The one drag about being home is that I'm still quite confined and limited in my activities. Since a number of the pills are immuno-suppressants, designed to prevent my rejection of my sister's stem cells, I am forbidden from eating at restaurants, or even take-out. They say the risk of infection is too great. And since the pandemic rages on, I'm cut-off from going to the store, or hanging out with friends, or anything involving the general public. When my family, outside of my wife and son, visits me, moreover, they have to wear a mask. And not only that. My wife is concerned I'll pick up some infection from tree mold, etc. So I'm under increasng pressure not to go outside and have a walk around the block, because, well, you never can tell.

So I'm pretty much a prisoner for the next 2 1/2 months...

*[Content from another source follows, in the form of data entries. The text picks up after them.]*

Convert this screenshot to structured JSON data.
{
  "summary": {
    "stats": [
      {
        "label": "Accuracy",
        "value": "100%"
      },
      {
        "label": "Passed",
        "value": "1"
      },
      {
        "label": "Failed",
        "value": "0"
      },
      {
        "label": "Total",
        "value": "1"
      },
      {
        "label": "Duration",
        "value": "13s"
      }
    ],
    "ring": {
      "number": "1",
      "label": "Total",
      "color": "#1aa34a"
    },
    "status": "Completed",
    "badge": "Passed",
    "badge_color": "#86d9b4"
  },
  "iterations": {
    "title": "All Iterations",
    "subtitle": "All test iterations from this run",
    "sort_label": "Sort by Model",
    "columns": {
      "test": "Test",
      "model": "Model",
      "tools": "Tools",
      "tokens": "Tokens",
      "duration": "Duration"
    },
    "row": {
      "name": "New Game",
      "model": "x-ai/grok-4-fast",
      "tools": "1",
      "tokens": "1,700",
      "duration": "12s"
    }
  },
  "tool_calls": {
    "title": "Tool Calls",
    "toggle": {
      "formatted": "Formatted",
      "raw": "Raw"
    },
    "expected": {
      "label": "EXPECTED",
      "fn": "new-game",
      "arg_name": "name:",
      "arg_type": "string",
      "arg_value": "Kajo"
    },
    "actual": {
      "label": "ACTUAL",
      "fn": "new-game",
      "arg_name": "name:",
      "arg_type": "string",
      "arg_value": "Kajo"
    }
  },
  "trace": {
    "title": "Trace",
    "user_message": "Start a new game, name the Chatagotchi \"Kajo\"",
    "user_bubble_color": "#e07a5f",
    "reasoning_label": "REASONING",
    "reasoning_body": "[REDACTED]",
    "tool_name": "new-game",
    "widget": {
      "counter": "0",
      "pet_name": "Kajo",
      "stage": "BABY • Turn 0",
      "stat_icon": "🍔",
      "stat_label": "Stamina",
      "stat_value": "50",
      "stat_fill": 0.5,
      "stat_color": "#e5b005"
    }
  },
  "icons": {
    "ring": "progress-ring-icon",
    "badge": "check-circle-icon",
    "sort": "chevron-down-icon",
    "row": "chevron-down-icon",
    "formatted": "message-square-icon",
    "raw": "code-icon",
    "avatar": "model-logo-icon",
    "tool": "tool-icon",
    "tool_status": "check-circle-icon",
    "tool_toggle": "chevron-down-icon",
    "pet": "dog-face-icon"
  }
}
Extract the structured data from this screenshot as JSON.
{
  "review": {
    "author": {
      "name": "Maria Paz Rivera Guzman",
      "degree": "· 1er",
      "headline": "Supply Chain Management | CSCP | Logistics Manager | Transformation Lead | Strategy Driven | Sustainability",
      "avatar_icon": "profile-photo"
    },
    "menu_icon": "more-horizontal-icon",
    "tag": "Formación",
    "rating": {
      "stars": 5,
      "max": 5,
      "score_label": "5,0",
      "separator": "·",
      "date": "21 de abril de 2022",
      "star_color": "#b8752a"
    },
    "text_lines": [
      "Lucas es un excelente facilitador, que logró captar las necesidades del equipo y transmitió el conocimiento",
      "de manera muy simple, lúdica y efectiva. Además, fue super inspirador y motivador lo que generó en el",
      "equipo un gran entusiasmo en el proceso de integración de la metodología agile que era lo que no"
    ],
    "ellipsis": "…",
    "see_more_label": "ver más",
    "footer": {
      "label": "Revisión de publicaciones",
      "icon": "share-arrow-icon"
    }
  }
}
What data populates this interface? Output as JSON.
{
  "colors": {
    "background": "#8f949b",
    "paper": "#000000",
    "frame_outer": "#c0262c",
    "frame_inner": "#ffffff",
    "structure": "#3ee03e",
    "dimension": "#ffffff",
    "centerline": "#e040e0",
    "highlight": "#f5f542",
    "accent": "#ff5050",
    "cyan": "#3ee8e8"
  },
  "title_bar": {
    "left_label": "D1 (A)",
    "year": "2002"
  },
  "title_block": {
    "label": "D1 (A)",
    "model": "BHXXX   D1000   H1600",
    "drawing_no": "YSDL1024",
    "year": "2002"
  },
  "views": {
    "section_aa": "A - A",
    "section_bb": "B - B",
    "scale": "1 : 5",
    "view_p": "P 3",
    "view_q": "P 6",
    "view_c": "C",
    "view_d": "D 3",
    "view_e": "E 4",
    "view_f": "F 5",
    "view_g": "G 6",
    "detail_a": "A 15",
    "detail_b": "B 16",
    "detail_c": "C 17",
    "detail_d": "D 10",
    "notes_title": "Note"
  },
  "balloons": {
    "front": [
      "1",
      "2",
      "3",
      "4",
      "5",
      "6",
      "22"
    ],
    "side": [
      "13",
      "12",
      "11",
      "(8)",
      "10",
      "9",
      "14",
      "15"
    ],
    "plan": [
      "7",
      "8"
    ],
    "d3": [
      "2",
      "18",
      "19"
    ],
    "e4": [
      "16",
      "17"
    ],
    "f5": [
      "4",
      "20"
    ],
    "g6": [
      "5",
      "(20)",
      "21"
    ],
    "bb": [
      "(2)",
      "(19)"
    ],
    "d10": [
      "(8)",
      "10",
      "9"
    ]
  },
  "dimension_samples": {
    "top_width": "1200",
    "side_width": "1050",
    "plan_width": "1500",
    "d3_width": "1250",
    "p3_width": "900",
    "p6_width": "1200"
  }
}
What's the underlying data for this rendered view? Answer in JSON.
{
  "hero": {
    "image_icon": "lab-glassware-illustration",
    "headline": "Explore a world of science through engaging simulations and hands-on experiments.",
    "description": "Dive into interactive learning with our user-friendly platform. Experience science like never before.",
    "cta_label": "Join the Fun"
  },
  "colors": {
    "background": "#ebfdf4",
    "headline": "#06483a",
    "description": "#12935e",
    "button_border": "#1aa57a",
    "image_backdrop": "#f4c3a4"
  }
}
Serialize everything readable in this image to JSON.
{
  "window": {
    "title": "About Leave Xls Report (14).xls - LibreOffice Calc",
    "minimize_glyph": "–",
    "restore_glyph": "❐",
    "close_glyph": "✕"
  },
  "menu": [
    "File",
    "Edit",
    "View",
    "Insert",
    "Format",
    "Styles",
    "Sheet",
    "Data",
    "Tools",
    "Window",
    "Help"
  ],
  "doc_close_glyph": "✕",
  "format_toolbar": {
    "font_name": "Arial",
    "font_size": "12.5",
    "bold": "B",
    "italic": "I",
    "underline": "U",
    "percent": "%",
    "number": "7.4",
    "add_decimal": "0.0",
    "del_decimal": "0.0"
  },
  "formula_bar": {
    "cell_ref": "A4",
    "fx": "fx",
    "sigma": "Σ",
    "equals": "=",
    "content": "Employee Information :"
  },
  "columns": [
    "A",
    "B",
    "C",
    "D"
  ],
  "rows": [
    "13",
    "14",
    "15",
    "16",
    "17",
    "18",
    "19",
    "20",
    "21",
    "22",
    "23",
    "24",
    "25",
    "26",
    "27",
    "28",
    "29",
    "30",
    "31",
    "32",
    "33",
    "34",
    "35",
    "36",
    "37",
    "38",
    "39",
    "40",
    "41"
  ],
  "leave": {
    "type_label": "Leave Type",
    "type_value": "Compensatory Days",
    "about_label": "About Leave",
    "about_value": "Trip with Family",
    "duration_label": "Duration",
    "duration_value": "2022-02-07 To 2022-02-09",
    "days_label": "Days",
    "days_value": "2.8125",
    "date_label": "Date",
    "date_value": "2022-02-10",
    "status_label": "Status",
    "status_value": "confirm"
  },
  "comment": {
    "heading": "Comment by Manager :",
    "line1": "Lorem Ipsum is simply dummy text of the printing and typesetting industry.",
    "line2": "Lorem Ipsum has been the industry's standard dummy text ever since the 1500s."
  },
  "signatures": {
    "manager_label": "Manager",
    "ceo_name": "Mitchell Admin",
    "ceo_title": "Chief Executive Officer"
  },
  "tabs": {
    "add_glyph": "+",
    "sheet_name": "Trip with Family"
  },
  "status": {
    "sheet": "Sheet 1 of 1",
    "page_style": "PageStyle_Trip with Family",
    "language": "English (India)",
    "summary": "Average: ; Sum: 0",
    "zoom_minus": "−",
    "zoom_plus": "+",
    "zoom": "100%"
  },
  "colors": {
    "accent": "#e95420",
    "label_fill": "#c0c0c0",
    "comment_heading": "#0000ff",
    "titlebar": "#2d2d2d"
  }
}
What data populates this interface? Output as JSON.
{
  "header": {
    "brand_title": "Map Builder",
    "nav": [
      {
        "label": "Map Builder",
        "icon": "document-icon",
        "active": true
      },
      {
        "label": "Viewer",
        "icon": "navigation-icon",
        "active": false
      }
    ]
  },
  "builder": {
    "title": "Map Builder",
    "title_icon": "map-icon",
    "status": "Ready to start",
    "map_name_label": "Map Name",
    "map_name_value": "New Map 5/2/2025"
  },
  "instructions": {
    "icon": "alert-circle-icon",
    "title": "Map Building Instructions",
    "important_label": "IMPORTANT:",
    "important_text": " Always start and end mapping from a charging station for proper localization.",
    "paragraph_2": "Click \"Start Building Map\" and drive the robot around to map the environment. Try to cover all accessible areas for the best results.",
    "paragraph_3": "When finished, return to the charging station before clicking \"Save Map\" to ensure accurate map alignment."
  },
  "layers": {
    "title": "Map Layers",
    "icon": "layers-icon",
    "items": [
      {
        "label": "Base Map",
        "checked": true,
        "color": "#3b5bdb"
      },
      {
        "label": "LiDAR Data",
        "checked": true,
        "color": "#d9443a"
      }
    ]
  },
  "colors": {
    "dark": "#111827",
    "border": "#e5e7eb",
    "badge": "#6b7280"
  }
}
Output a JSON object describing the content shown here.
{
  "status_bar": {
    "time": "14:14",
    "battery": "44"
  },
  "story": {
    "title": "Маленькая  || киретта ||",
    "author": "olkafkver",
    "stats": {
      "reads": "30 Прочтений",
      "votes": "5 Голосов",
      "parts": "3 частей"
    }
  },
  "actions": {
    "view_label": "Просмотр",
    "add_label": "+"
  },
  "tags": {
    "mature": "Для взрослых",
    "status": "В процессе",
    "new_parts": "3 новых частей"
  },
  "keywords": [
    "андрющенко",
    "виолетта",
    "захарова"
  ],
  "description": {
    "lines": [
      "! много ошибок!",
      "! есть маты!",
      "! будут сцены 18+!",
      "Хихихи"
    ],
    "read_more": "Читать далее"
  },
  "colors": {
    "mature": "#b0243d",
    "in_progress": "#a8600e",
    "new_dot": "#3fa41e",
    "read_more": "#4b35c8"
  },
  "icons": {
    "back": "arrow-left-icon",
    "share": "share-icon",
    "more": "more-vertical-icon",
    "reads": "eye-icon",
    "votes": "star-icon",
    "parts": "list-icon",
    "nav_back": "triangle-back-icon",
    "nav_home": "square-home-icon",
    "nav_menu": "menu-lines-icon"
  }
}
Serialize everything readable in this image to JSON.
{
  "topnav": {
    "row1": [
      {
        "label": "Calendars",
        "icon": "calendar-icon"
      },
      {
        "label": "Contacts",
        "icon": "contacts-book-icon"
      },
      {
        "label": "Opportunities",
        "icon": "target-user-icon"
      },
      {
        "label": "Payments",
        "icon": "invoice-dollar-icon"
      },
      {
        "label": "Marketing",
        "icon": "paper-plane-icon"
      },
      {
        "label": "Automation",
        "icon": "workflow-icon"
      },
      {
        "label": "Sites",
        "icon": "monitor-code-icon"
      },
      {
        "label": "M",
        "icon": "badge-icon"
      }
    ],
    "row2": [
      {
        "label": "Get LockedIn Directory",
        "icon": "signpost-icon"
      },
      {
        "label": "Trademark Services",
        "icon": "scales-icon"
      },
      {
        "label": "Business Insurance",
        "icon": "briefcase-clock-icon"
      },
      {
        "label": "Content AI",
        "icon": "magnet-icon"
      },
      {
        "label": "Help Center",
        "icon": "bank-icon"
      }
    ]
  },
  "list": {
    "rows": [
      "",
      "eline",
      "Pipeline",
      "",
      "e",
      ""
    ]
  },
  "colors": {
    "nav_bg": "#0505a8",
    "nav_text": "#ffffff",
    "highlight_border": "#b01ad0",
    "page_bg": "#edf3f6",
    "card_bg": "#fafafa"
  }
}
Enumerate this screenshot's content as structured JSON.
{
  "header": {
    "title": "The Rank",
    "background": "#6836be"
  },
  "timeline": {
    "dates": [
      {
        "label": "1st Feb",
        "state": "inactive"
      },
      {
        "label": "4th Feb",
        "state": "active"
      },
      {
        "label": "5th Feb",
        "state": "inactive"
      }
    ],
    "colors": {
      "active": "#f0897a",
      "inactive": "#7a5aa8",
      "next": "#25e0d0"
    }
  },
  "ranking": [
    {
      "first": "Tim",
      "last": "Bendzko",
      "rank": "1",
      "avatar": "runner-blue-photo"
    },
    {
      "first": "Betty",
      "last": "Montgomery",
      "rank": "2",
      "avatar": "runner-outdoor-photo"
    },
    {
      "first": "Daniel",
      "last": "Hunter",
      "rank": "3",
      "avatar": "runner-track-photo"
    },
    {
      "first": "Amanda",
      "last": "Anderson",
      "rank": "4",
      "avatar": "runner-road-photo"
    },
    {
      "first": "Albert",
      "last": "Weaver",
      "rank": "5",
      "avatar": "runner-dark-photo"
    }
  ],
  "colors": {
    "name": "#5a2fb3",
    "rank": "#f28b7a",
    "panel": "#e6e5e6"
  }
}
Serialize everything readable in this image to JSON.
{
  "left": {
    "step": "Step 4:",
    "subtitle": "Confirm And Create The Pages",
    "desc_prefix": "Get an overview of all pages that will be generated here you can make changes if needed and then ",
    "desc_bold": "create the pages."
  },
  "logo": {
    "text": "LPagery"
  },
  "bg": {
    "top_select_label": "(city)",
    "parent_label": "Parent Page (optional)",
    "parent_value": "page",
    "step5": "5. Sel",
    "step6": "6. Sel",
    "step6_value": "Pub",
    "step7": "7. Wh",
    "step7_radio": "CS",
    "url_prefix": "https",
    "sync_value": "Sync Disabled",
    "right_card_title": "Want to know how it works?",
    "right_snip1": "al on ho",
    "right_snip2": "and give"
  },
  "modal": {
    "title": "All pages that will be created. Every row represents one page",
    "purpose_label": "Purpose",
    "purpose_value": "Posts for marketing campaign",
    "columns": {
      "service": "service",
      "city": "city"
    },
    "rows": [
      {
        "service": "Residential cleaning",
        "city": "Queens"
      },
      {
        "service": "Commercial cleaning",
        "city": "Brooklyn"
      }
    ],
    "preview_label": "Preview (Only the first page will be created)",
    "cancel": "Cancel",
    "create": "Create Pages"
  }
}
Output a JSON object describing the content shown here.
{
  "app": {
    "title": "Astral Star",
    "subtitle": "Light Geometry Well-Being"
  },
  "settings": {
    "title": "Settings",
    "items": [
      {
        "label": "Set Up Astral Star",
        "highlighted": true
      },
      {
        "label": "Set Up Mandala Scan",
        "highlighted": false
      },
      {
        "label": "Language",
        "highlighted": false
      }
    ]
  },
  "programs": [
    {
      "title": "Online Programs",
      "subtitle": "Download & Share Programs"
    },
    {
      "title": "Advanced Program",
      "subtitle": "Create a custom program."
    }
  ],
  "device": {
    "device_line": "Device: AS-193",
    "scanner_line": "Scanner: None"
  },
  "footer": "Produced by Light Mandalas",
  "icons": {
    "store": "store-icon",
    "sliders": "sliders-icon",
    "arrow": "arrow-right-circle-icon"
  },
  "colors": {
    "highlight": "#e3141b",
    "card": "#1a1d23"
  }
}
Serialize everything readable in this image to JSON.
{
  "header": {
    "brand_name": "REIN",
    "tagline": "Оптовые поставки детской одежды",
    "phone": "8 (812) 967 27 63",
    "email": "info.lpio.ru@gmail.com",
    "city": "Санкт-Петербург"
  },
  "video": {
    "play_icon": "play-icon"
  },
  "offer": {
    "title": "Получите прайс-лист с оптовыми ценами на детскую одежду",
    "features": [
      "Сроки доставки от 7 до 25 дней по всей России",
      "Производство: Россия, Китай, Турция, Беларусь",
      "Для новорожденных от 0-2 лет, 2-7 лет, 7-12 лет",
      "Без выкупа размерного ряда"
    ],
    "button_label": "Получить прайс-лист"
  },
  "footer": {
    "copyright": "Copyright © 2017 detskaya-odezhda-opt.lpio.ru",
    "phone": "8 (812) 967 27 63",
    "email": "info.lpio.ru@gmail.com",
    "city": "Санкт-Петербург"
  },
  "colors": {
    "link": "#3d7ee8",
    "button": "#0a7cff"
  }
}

September 2--September 15, 2021

The complications continue. Duh. While I was in the hospital they kept me pumped full of saline, so much so that I gained weight for the first two weeks of my 28-day stay even though I was barely eating. The weight then began to drop to the point where I'd lost fifteen pounds or so by the time of my departure on August 30. Well, after that the water weight went bye-bye, whereby I was peeing all the time and could actually see my ankles once again. I lost 28 pounds in an approximately three week period from mid-August to September 7 or so. This proved a problem. The sudden loss of water weight also caused my blood pressure, which had ballooned up to the 150's while in the hospital, to drop back down to 115. As a consequence I started having dizzy spells again, and this led my doctor to put me back on saline. A bag a day keeps the doctor at bay. The problem was that for the first few days we had to make the hour commute to the hospital, and this pissed my wife off to no end. They then arranged for some saline to be dropped off at our house and a nurse to come out and show us how to run an IV at home. This caused yet another problem--get this--the nursing company dropped off the saline at 12:30 in the morning, and the nurse didn't show up for two days. Yikes.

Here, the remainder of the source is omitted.